Мы общими усилиями надели на тебя пижаму, я уложила тебя и поцеловала, пожелав спокойной ночи. Час спустя, когда я зашла проверить, как дела у Амелии, та уже лежала, с головой накрывшись одеялом. Но я услышала ее шепот и, сорвав одеяло, обнаружила, что она говорит по телефону.

— Что?! — воскликнула она, как будто я в чем-то ее обвинила, и прижала трубку к груди, словно это было ее второе сердце. Я молча вышла из комнаты: сил на то, чтобы выяснять, что она скрывает, у меня не оставалось. В какой-то мере я понимала, что этому она научилась у меня.

Спустившись в гостиную, я заметила чью-то тень и до смерти испугалась. Это оказался Шон.

— Шарлотта…

— Не надо. Просто… не надо, хорошо? — сказала я, все еще не отнимая ладони от бешено бьющегося сердца. — Девочки уже спят, если ты к ним пришел.

— Они уже знают?

— А тебе какое дело?

— Большое. Как ты думаешь, почему я решился на этот шаг?

В горле у меня застрял сдавленный крик.

— Честно говоря, не знаю. Я понимаю, что отношения у нас складывались не лучшим образом…

— Это очень, очень мягко сказано.

— Но это же как ампутировать руку из-за заусенца.

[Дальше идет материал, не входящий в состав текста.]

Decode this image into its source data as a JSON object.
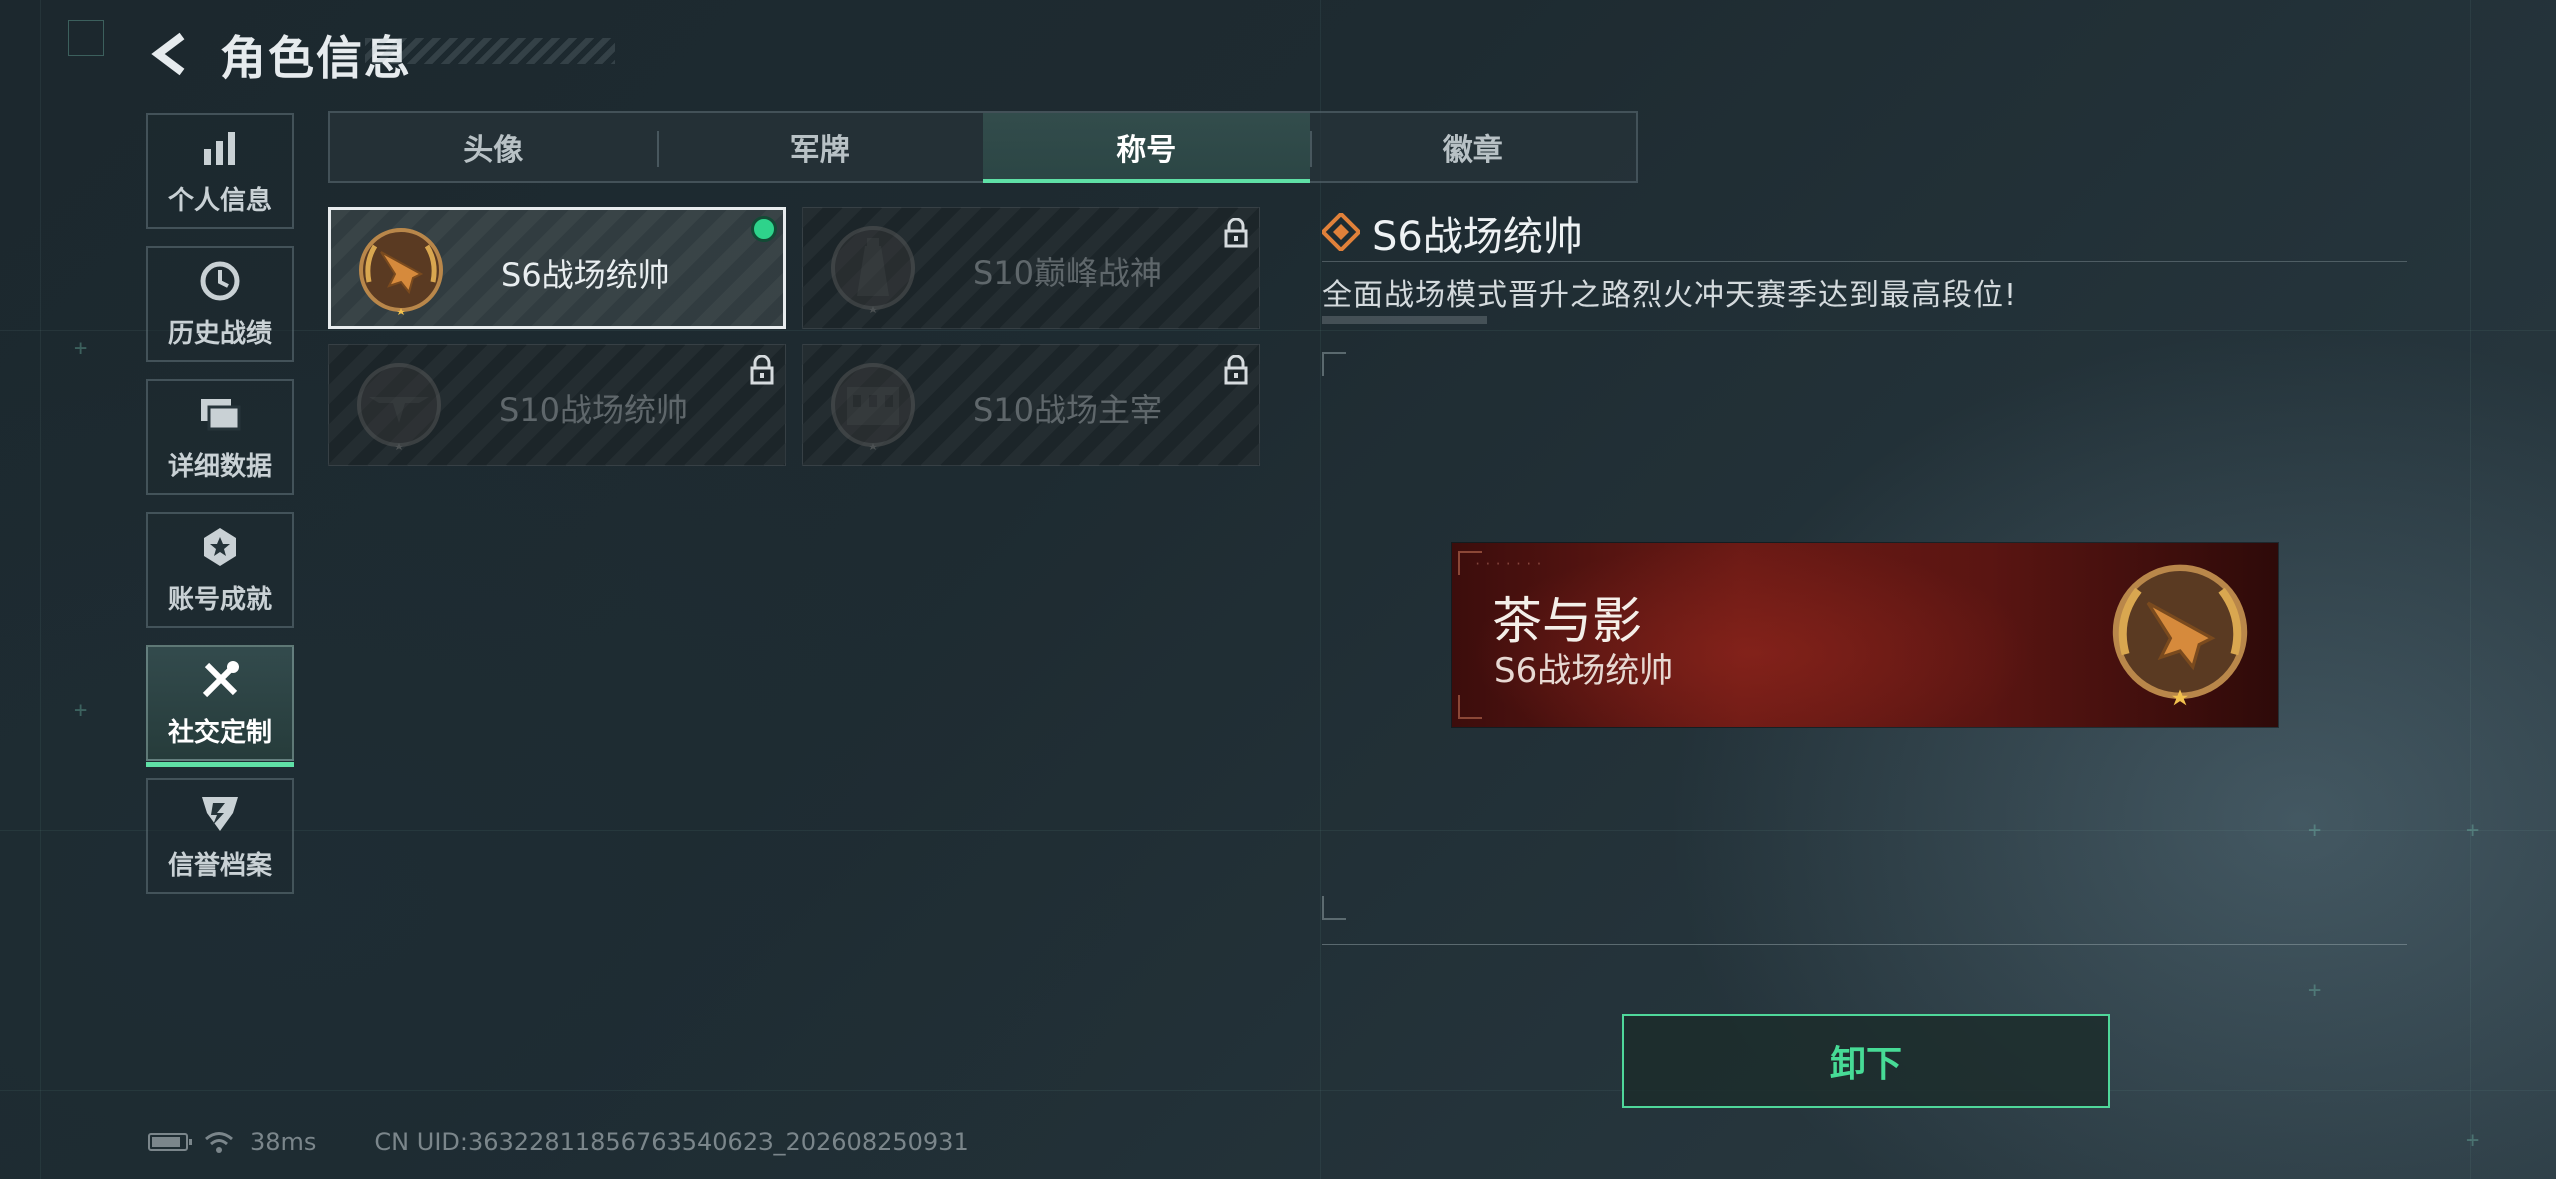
{
  "header": {
    "title": "角色信息",
    "back_icon": "back-arrow-icon"
  },
  "sidebar": {
    "items": [
      {
        "label": "个人信息",
        "icon": "bar-chart-icon",
        "active": false
      },
      {
        "label": "历史战绩",
        "icon": "clock-icon",
        "active": false
      },
      {
        "label": "详细数据",
        "icon": "folders-icon",
        "active": false
      },
      {
        "label": "账号成就",
        "icon": "medal-icon",
        "active": false
      },
      {
        "label": "社交定制",
        "icon": "wrench-screwdriver-icon",
        "active": true
      },
      {
        "label": "信誉档案",
        "icon": "shield-emblem-icon",
        "active": false
      }
    ]
  },
  "tabs": [
    {
      "label": "头像",
      "active": false
    },
    {
      "label": "军牌",
      "active": false
    },
    {
      "label": "称号",
      "active": true
    },
    {
      "label": "徽章",
      "active": false
    }
  ],
  "titles": [
    {
      "name": "S6战场统帅",
      "emblem": "fighter-jet-laurel-icon",
      "selected": true,
      "equipped": true,
      "locked": false
    },
    {
      "name": "S10巅峰战神",
      "emblem": "tower-laurel-icon",
      "selected": false,
      "equipped": false,
      "locked": true
    },
    {
      "name": "S10战场统帅",
      "emblem": "aircraft-laurel-icon",
      "selected": false,
      "equipped": false,
      "locked": true
    },
    {
      "name": "S10战场主宰",
      "emblem": "colosseum-laurel-icon",
      "selected": false,
      "equipped": false,
      "locked": true
    }
  ],
  "detail": {
    "title": "S6战场统帅",
    "title_icon": "diamond-rank-icon",
    "description": "全面战场模式晋升之路烈火冲天赛季达到最高段位!"
  },
  "nameplate": {
    "player_name": "茶与影",
    "title": "S6战场统帅",
    "emblem": "fighter-jet-laurel-icon"
  },
  "actions": {
    "unequip_label": "卸下"
  },
  "status_bar": {
    "battery_icon": "battery-icon",
    "wifi_icon": "wifi-icon",
    "ping": "38ms",
    "uid": "CN UID:3632281185676354062З_202608250931"
  },
  "colors": {
    "accent": "#5fe0a6",
    "equipped_dot": "#2ed38b",
    "banner_red": "#6b1a15",
    "background": "#1e2b31"
  }
}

Он последовал за мной в кухню, где я засыпала порошок в посудомоечную машину и нажала нужные кнопки.

— Это не просто «заусенец». Мы буквально истекали кровью. Можешь твердить себе всё, что хочешь, но нашему браку это не поможет.

— Значит, единственный выход — это развод?

— Я другого не вижу.

— А ты его искал? Я понимаю, что тебе тяжело. Я понимаю, ты не привык, чтобы я защищала свои убеждения, а не твои. Но… Господи, Шон! Ты обвиняешь меня в сутяжничестве, а сам подаешь на развод, даже не удосужившись со мной поговорить? Даже не сходив к семейному консультанту или к отцу Грейди?

— Какой от этого прок, Шарлотта? Ты уже давно не слушаешь никого, кроме себя. Это не было спонтанным решением. Прошел год. Я целый год ждал, что ты очнешься и поймешь, что натворила. Целый год ждал, что ты будешь заботиться о своем браке так же, как заботишься о Уиллоу.

Я удивленно на него уставилась.

— Ты подал на развод, потому что у меня не оставалось времени на секс?

— Да нет же. Вот об этом я и говорю. Ты искажаешь смысл каждого моего слова. Я не «плохой парень», Шарлотта. Я просто не хотел ничего менять.

— Вот именно. Значит, нам лучше было просто сидеть в дерьме и не высовываться? И сколько лет это могло продолжаться? В какой момент у нас отняли бы дом за долги? Когда бы мы объявили себя банкротами?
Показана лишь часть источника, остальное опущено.